Is anything ever immune to change? Everything dies, it transforms, it transmutes, never to be the same again. Whether we like it or not, every pore of our existence and everything around us is constantly undergoing a change of some sort. Rivers carve new paths, mountains crumble, even the seemingly eternal stars are not immune to the quiet entropy of time.

Akbar once asked his courtiers, “What is the most valuable quality a human being could ever possess?” 
Some said intelligence, others said power, many said health, while a few said love.
“I have a different opinion,” said Birbal. “Flexibility is the most valuable trait, Your Majesty.”

When prodded to elaborate further, Birbal posited, “If you have flexibility you will handle change with hope and courage. And, if you have hope and courage, you will have the resilience to handle any change.”

I suppose, circumstances are changing here too and we are not going to step into the same river twice. Not because the river has changed but because we have. To which Sartre might add, “And if they do step into the same river, it’s probably because they’ve given up on finding the bridge.”

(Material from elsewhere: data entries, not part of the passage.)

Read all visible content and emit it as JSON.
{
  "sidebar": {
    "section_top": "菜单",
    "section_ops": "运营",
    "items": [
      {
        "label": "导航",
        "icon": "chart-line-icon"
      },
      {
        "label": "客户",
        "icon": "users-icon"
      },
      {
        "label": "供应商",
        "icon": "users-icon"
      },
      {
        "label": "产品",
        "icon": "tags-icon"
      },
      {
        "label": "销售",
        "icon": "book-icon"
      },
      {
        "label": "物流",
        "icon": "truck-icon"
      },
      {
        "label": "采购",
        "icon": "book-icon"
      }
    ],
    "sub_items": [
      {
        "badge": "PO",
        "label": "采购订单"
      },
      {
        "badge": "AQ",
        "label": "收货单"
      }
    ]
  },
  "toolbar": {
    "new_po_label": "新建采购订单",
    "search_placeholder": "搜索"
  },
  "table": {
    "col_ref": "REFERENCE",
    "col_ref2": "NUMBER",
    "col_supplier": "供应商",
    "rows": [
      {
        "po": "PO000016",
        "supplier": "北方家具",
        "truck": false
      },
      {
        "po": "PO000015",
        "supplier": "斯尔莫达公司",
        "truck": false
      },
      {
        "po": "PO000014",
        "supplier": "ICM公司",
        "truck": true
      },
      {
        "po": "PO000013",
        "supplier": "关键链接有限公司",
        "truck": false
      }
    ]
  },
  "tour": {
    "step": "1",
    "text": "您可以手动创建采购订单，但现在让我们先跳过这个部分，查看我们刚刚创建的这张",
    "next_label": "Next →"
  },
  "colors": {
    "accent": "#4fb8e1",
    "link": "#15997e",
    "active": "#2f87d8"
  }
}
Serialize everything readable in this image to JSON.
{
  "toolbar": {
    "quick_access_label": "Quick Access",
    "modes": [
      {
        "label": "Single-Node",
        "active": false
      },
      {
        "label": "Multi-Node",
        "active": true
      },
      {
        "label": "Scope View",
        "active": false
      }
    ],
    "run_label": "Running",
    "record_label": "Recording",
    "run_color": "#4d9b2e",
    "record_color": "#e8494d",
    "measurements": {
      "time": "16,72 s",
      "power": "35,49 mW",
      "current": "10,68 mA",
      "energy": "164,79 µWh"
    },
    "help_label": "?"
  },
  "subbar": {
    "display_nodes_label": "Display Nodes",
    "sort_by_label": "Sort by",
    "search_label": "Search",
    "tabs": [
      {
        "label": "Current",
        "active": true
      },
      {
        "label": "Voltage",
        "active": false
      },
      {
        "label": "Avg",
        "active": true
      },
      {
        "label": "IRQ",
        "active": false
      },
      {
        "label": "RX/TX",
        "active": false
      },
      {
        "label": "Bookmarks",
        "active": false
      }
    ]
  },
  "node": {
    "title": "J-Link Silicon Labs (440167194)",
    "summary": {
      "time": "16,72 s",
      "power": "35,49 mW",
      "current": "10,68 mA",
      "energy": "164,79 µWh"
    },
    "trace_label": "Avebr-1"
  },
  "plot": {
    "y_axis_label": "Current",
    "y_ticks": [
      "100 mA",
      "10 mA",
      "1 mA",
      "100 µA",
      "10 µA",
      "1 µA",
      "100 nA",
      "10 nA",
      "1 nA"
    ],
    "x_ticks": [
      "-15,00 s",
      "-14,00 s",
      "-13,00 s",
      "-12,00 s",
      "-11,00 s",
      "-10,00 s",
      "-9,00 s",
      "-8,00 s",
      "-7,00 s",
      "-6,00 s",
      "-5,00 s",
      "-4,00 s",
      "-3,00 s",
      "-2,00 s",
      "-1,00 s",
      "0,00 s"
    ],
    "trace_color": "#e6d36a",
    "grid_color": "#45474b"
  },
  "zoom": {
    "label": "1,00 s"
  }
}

I have not given up on finding or building the bridge but I have waded through the same river more than five hundred times in the last fourteen years. The river of consciousness. For fourteen years, I’ve taken my philosophical bucket to this river, scooping out reflections on every topic I could think of. Five hundred and twenty articles later, I feel I’ve carried enough water to irrigate any parched mind. But now, (particularly after writing my latest book), I find myself questioning: Why continue stepping into this river at all?

All these years, I have determinedly wrestled with words, trying my best to ensure that you would find it worthwhile each time you donate seven minutes of your attention to reading what I have written. It is not a surprise, therefore, that I feel I must no longer show up for the sake of it but when I have something truly meaningful to say. How many times and in how many different ways can I say, after all, that be compassionate, have empathy and discover your own truth? 520 ways, it turns out. 

Week after week for several years, then fortnight after fortnight, and month after month since Nov 2023, I summoned the inspiration (and motivation) to write on os.me. All this in addition to my workload including, but not limited to writing books and delivering talks at the ashram. I find myself at the crossroads now—not of weariness, but of reflection. Do I have something original—something worthwhile—to say to you every month? Maybe yes, but probably not.

Not to mention, the muse, once a steady companion, now visits less predictably. She wants vanity, she craves originality. She demands heart, space, and undivided attention. Her whispers of wisdom come gliding on winds I don’t command. I, on the other hand, am a simple sadhu in a complex world. The only thing I know is to work hard and mind my own business. Besides, I do not wish to bite into your time at the expense of repeating myself. 

I have, therefore, decided to set myself (and you) free from the tyranny of the calendar. 

Going forward, I will be writing when inspiration strikes, when a thought insists on being born, when life’s riddles tickle my attention. In other words, I will write when I truly have something to say. I feel surrendering a rigid schedule in favor of authenticity is a no-brainer. 

Henceforth, I am not sure how often I’ll write but you will get an email notification every time I do and I will be happy to remind you on Wildr too.

Even for a moment, please don’t think that I am bidding farewell to writing here on os.me. That moment isn’t due yet. I am simply committing to scribble without a set schedule. Rather than a rendezvous, my subsequent posts will be more like an unexpected knock on the door. It may arrive at odd hours, bearing strange ideas, or, empty handed altogether, but it will hopefully be worth your time. I may end up writing more frequently, or less often, I am unsure at this stage. Either way let’s go with the flow, shall we?

There will be silence, yes, but also songs. There will be pauses, but they too are part of the symphony. And perhaps, in the spaces between the notes, we will find something even richer—a reminder that life is most adventurous when it is unplanned.

Because life, after all, is not a march but a waltz.

Wish you a great 2025!

Peace.
Swami

A GOOD STORY

There were four members in a household. Everybody, Somebody, Anybody and Nobody. A bill was overdue. Everybody thought Somebody would do it. Anybody could have done it but Nobody did it.